La richiesta più divertente fu: “Vorrei un pannello di amianto, per favore”, al che risposi “l’amianto è fuorilegge, signore. Forse lei intende alluminio”.
Dopo un po' capii che pure gli assidui frequentatori del negozio non erano dei grandi bricoleur e, anzi, la pratica del fai da te appariva alla stregua di un oggetto misterioso, sconosciuto ai più.
“Questo litro di smalto pesa di più di quest’altro di pittura!”
- “un litro, signore, è sempre un litro.”
- “non è vero! Questo pesa più dell’altro.”
- “Ma è sempre un litro, se lei vuole un litro...”
Tagliare le tovaglie plastificate al metro, poi, era un supplizio. Ti dicevano “di più... di più... ancora un po’... qualche centimetro ancora... TROPPO, la rifaccia”.
Un giorno venne un signore, sulla quarantina abbondante, accento nordico, catenella d’oro al petto con camicia aperta; chiese al mio collega un ‘pannello di ebete’: intendeva, di fatto ‘abete’. La vicenda fece in poco tempo il giro dello store e fummo tutti molto divertiti.
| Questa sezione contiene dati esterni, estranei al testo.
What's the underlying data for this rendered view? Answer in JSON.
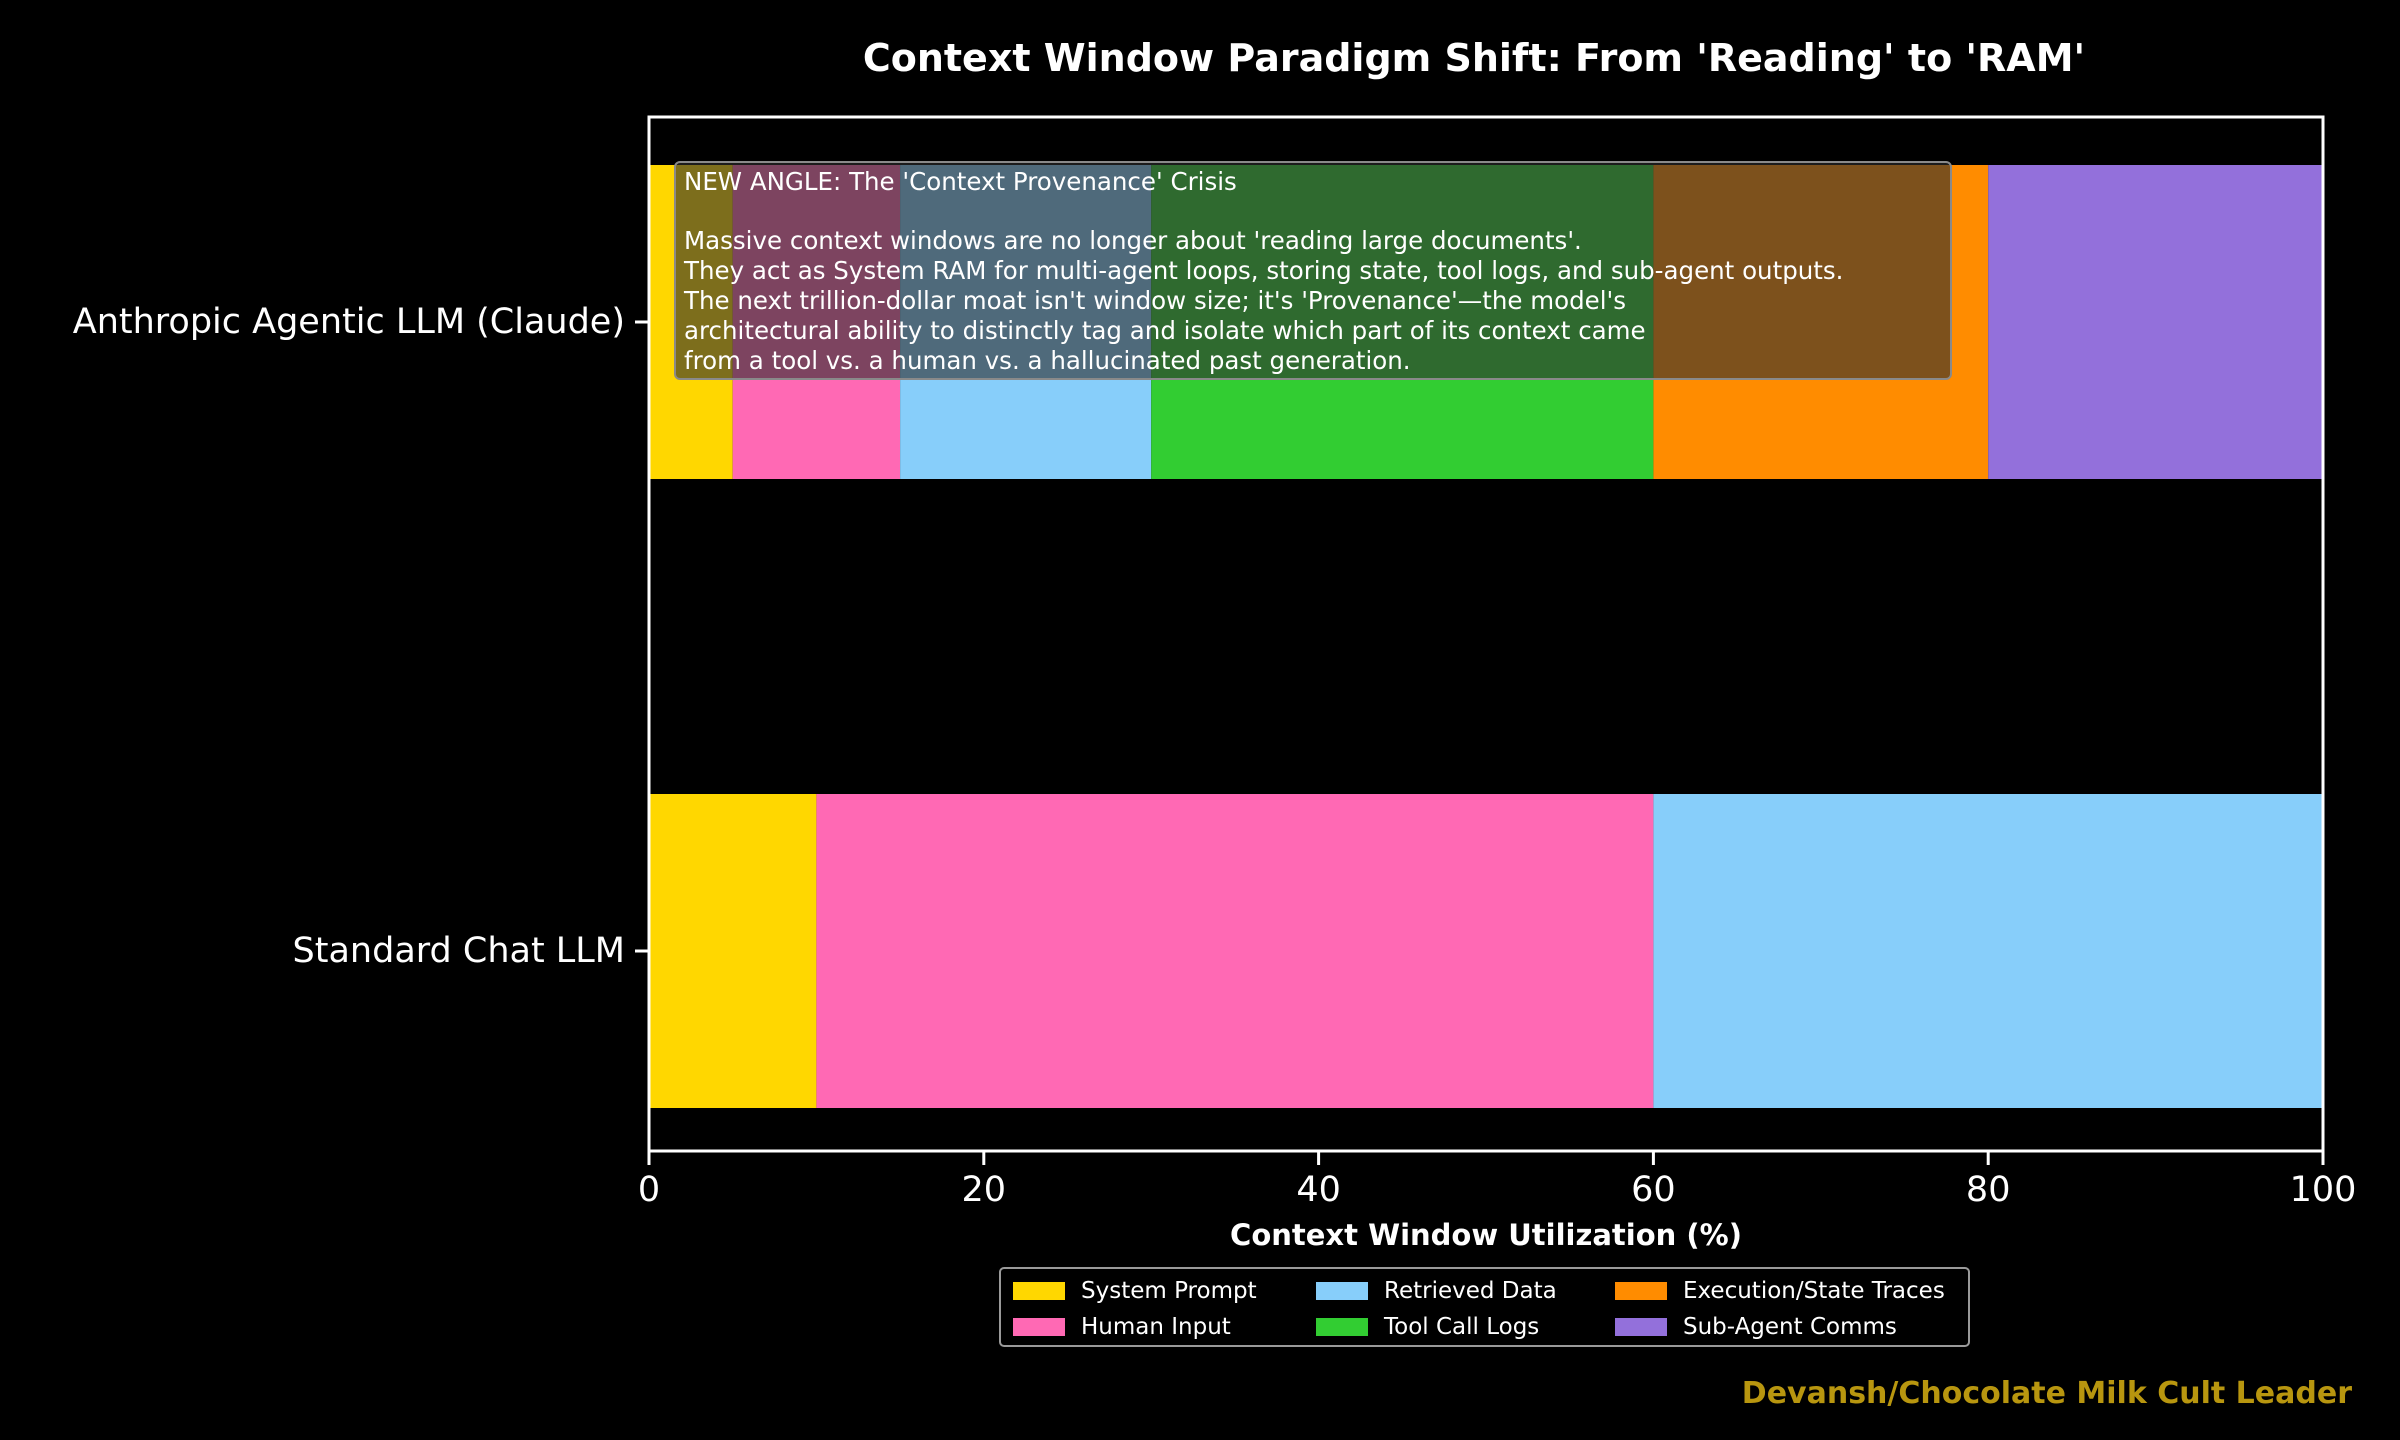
{
  "chart_data": {
    "type": "bar",
    "orientation": "horizontal",
    "stacked": true,
    "title": "Context Window Paradigm Shift: From 'Reading' to 'RAM'",
    "xlabel": "Context Window Utilization (%)",
    "ylabel": "",
    "xlim": [
      0,
      100
    ],
    "x_ticks": [
      0,
      20,
      40,
      60,
      80,
      100
    ],
    "grid": false,
    "legend_position": "bottom-center",
    "categories": [
      "Anthropic Agentic LLM (Claude)",
      "Standard Chat LLM"
    ],
    "series": [
      {
        "name": "System Prompt",
        "color": "#ffd700",
        "values": [
          5,
          10
        ]
      },
      {
        "name": "Human Input",
        "color": "#ff69b4",
        "values": [
          10,
          50
        ]
      },
      {
        "name": "Retrieved Data",
        "color": "#87cefa",
        "values": [
          15,
          40
        ]
      },
      {
        "name": "Tool Call Logs",
        "color": "#32cd32",
        "values": [
          30,
          0
        ]
      },
      {
        "name": "Execution/State Traces",
        "color": "#ff8c00",
        "values": [
          20,
          0
        ]
      },
      {
        "name": "Sub-Agent Comms",
        "color": "#9370db",
        "values": [
          20,
          0
        ]
      }
    ],
    "annotation": {
      "lines": [
        "NEW ANGLE: The 'Context Provenance' Crisis",
        "",
        "Massive context windows are no longer about 'reading large documents'.",
        "They act as System RAM for multi-agent loops, storing state, tool logs, and sub-agent outputs.",
        "The next trillion-dollar moat isn't window size; it's 'Provenance'—the model's",
        "architectural ability to distinctly tag and isolate which part of its context came",
        "from a tool vs. a human vs. a hallucinated past generation."
      ]
    },
    "credit": "Devansh/Chocolate Milk Cult Leader"
  }
}
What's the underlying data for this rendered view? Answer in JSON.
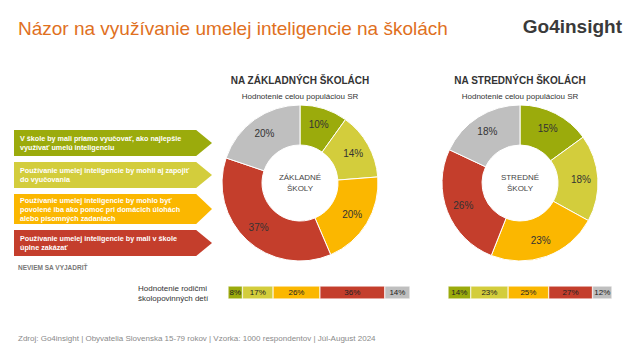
{
  "title": "Názor na využívanie umelej inteligencie na školách",
  "logo": "Go4insight",
  "rows_label": "Hodnotenie rodičmi školopovinných detí",
  "source": "Zdroj:  Go4insight | Obyvatelia Slovenska 15-79 rokov | Vzorka: 1000 respondentov | Júl-August 2024",
  "chart_data": [
    {
      "type": "pie",
      "title": "NA ZÁKLADNÝCH ŠKOLÁCH",
      "subtitle": "Hodnotenie celou populáciou SR",
      "annotation": "ZÁKLADNÉ\nŠKOLY",
      "legend": "left",
      "data_labels": true,
      "categories": [
        "V škole by mali priamo vyučovať, ako najlepšie využívať umelú inteligenciu",
        "Používanie umelej inteligencie by mohli aj zapojiť do vyučovania",
        "Používanie umelej inteligencie by mohlo byť povolené iba ako pomoc pri domácich úlohách alebo písomných zadaniach",
        "Používanie umelej inteligencie by mali v škole úplne zakázať",
        "NEVIEM SA VYJADRIŤ"
      ],
      "values": [
        10,
        14,
        20,
        37,
        20
      ],
      "value_labels": [
        "10%",
        "14%",
        "20%",
        "37%",
        "20%"
      ],
      "colors": [
        "#9bab0c",
        "#d3cd3c",
        "#fbb700",
        "#c43e2c",
        "#bfbfbf"
      ]
    },
    {
      "type": "pie",
      "title": "NA STREDNÝCH ŠKOLÁCH",
      "subtitle": "Hodnotenie celou populáciou SR",
      "annotation": "STREDNÉ\nŠKOLY",
      "data_labels": true,
      "categories": [
        "V škole by mali priamo vyučovať, ako najlepšie využívať umelú inteligenciu",
        "Používanie umelej inteligencie by mohli aj zapojiť do vyučovania",
        "Používanie umelej inteligencie by mohlo byť povolené iba ako pomoc pri domácich úlohách alebo písomných zadaniach",
        "Používanie umelej inteligencie by mali v škole úplne zakázať",
        "NEVIEM SA VYJADRIŤ"
      ],
      "values": [
        15,
        18,
        23,
        26,
        18
      ],
      "value_labels": [
        "15%",
        "18%",
        "23%",
        "26%",
        "18%"
      ],
      "colors": [
        "#9bab0c",
        "#d3cd3c",
        "#fbb700",
        "#c43e2c",
        "#bfbfbf"
      ]
    },
    {
      "type": "bar",
      "orientation": "horizontal",
      "stacked": true,
      "data_labels": true,
      "tick_labels": false,
      "categories": [
        null
      ],
      "xlim": [
        0,
        101
      ],
      "series": [
        {
          "name": "V škole by mali priamo vyučovať, ako najlepšie využívať umelú inteligenciu",
          "color": "#9bab0c",
          "values": [
            8
          ],
          "value_labels": [
            "8%"
          ]
        },
        {
          "name": "Používanie umelej inteligencie by mohli aj zapojiť do vyučovania",
          "color": "#d3cd3c",
          "values": [
            17
          ],
          "value_labels": [
            "17%"
          ]
        },
        {
          "name": "Používanie umelej inteligencie by mohlo byť povolené iba ako pomoc pri domácich úlohách alebo písomných zadaniach",
          "color": "#fbb700",
          "values": [
            26
          ],
          "value_labels": [
            "26%"
          ]
        },
        {
          "name": "Používanie umelej inteligencie by mali v škole úplne zakázať",
          "color": "#c43e2c",
          "values": [
            36
          ],
          "value_labels": [
            "36%"
          ]
        },
        {
          "name": "NEVIEM SA VYJADRIŤ",
          "color": "#bfbfbf",
          "values": [
            14
          ],
          "value_labels": [
            "14%"
          ]
        }
      ]
    },
    {
      "type": "bar",
      "orientation": "horizontal",
      "stacked": true,
      "data_labels": true,
      "tick_labels": false,
      "categories": [
        null
      ],
      "xlim": [
        0,
        101
      ],
      "series": [
        {
          "name": "V škole by mali priamo vyučovať, ako najlepšie využívať umelú inteligenciu",
          "color": "#9bab0c",
          "values": [
            14
          ],
          "value_labels": [
            "14%"
          ]
        },
        {
          "name": "Používanie umelej inteligencie by mohli aj zapojiť do vyučovania",
          "color": "#d3cd3c",
          "values": [
            23
          ],
          "value_labels": [
            "23%"
          ]
        },
        {
          "name": "Používanie umelej inteligencie by mohlo byť povolené iba ako pomoc pri domácich úlohách alebo písomných zadaniach",
          "color": "#fbb700",
          "values": [
            25
          ],
          "value_labels": [
            "25%"
          ]
        },
        {
          "name": "Používanie umelej inteligencie by mali v škole úplne zakázať",
          "color": "#c43e2c",
          "values": [
            27
          ],
          "value_labels": [
            "27%"
          ]
        },
        {
          "name": "NEVIEM SA VYJADRIŤ",
          "color": "#bfbfbf",
          "values": [
            12
          ],
          "value_labels": [
            "12%"
          ]
        }
      ]
    }
  ]
}
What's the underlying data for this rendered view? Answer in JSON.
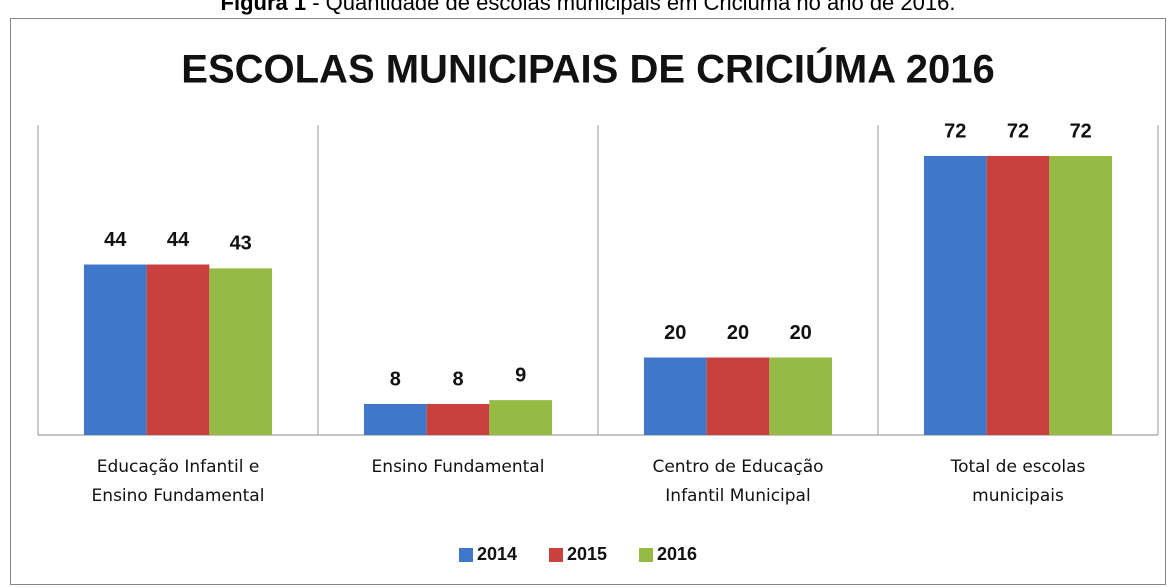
{
  "caption_label": "Figura 1",
  "caption_text": " - Quantidade de escolas municipais em Criciúma no ano de 2016.",
  "chart_data": {
    "type": "bar",
    "title": "ESCOLAS MUNICIPAIS DE CRICIÚMA 2016",
    "categories": [
      "Educação Infantil e Ensino Fundamental",
      "Ensino Fundamental",
      "Centro de Educação Infantil Municipal",
      "Total de escolas municipais"
    ],
    "series": [
      {
        "name": "2014",
        "color": "#3f78c8",
        "values": [
          44,
          8,
          20,
          72
        ]
      },
      {
        "name": "2015",
        "color": "#c9403c",
        "values": [
          44,
          8,
          20,
          72
        ]
      },
      {
        "name": "2016",
        "color": "#95bb44",
        "values": [
          43,
          9,
          20,
          72
        ]
      }
    ],
    "ylim": [
      0,
      80
    ],
    "legend": "bottom"
  }
}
Però, al di là di tutte le richieste bizzarre, mi resi conto dopo che c'era qualcosa di bello. Presto, cominciai a giudicare quell'esperienza con occhi nuovi. In fondo, un negozio di bricolage è un archivio - molto ben ordinato - di tutti i prodotti in vendita che si presta a soddisfare le richieste di una clientela incerta riguardo ciò che sta chiedendo: inquadrato in quest'ottica perfino il lavoro del commesso assumeva un'altra veste e richiedeva qualche competenza vagamente antropologica onde interpretare correttamente domande e necessità.